Per quanto concerne i cosiddetti “complottisti”, provate a pensare un po’ oltre. Davvero credete che, posta la verità dei vostri asserti circa la Chiesa cattolica, Bergoglio sia la mente della dissoluzione? Siete in contraddizione con voi stessi: di solito i generali e i ministri della guerra, e ciò da molto tempo, non stanno in prima linea, mandano altri, meno avveduti e già formati per mettere in campo questa dissoluzione.

Da ultimo una lieve riflessione. Come è possibile, per un cattolico – che non sia sedevacantista – contestare o anche solo mettere in dubbio la veracità dell’elezione di Bergoglio, se questo cattolico crede ancora nello Spirito Santo? Si vuole forse alludere alla possibilità che lo Spirito Santo si sia sbagliato? Giorni fa un noto intellettuale cattolico tradizionalista– sul quale non mi pronuncio perché non ho i soldi per pagarmi un avvocato – ha scritto che non sapeva se Bergoglio fosse cattolico, ma che certo le sue encicliche non lo erano. Affermazioni del genere sono degne, più che di riflessioni teologiche, di un manuale di psichiatria.
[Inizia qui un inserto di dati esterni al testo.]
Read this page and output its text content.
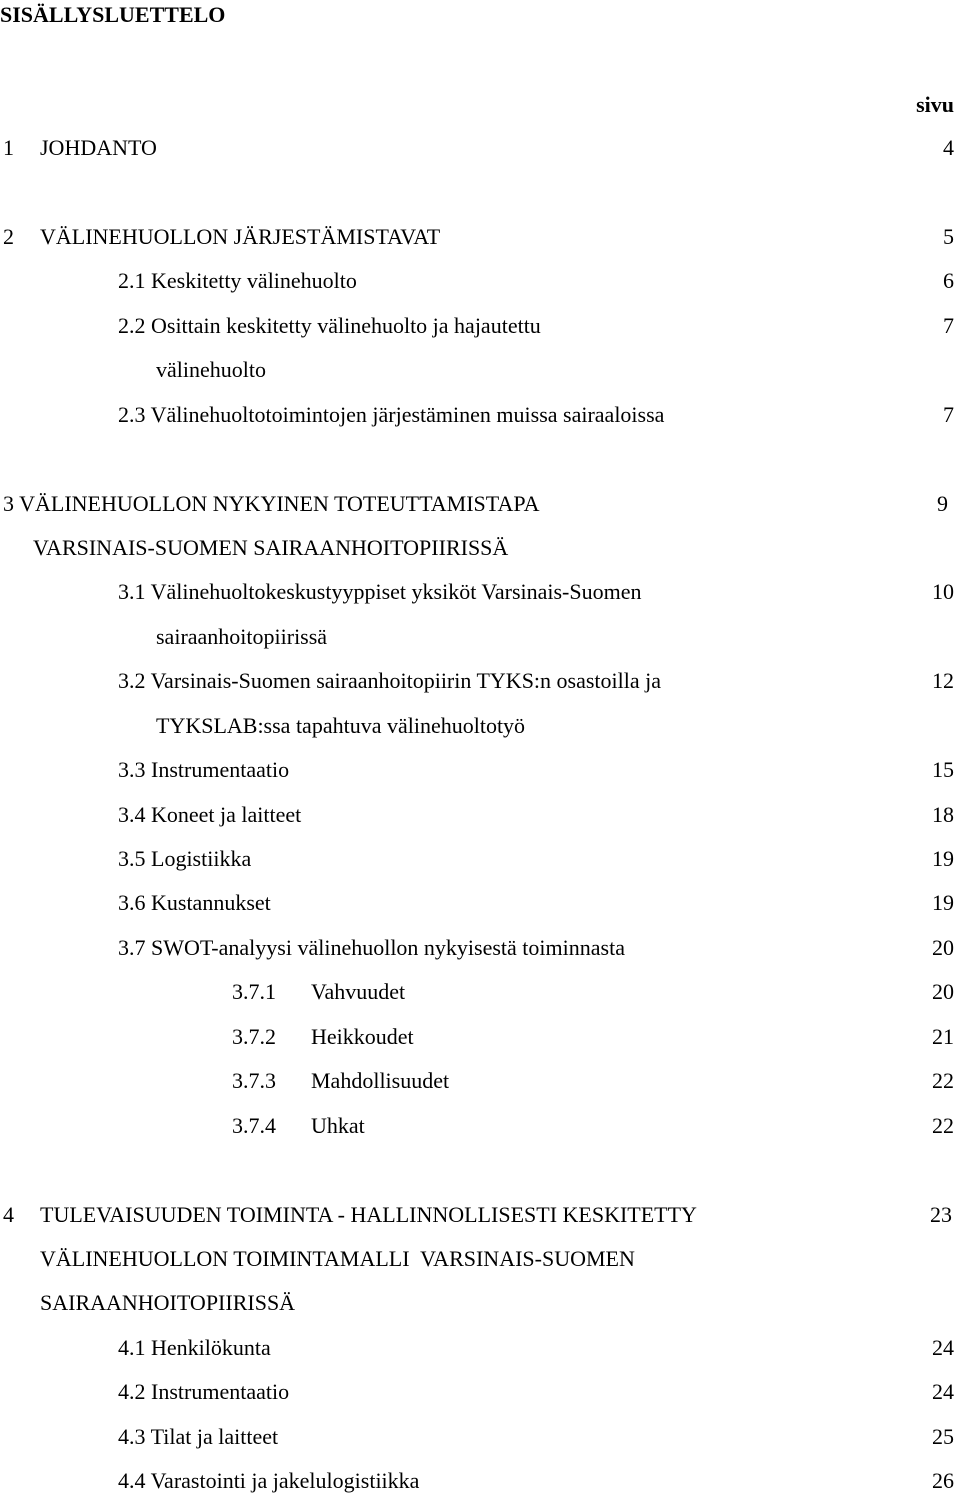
SISÄLLYSLUETTELO
sivu
1 JOHDANTO	4
2 VÄLINEHUOLLON JÄRJESTÄMISTAVAT	5
2.1 Keskitetty välinehuolto	6
2.2 Osittain keskitetty välinehuolto ja hajautettu	7
välinehuolto
2.3 Välinehuoltotoimintojen järjestäminen muissa sairaaloissa	7
3 VÄLINEHUOLLON NYKYINEN TOTEUTTAMISTAPA	9
VARSINAIS-SUOMEN SAIRAANHOITOPIIRISSÄ
3.1 Välinehuoltokeskustyyppiset yksiköt Varsinais-Suomen	10
sairaanhoitopiirissä
3.2 Varsinais-Suomen sairaanhoitopiirin TYKS:n osastoilla ja	12
TYKSLAB:ssa tapahtuva välinehuoltotyö
3.3 Instrumentaatio	15
3.4 Koneet ja laitteet	18
3.5 Logistiikka	19
3.6 Kustannukset	19
3.7 SWOT-analyysi välinehuollon nykyisestä toiminnasta	20
3.7.1 Vahvuudet	20
3.7.2 Heikkoudet	21
3.7.3 Mahdollisuudet	22
3.7.4 Uhkat	22
4 TULEVAISUUDEN TOIMINTA - HALLINNOLLISESTI KESKITETTY	23
VÄLINEHUOLLON TOIMINTAMALLI  VARSINAIS-SUOMEN
SAIRAANHOITOPIIRISSÄ
4.1 Henkilökunta	24
4.2 Instrumentaatio	24
4.3 Tilat ja laitteet	25
4.4 Varastointi ja jakelulogistiikka	26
Se proprio costoro tengono tanto alla dottrina, dovrebbero solennemente tacere, anche dentro di sé, ritornare, loro per primi, allo spirito del Vangelo senza la necessità di un papa, che diventa il loro alter ego nel bene e nel male, guardare insomma la trave nel proprio occhio. Indi finalmente lasciare che le cose si compiano così come è scritto.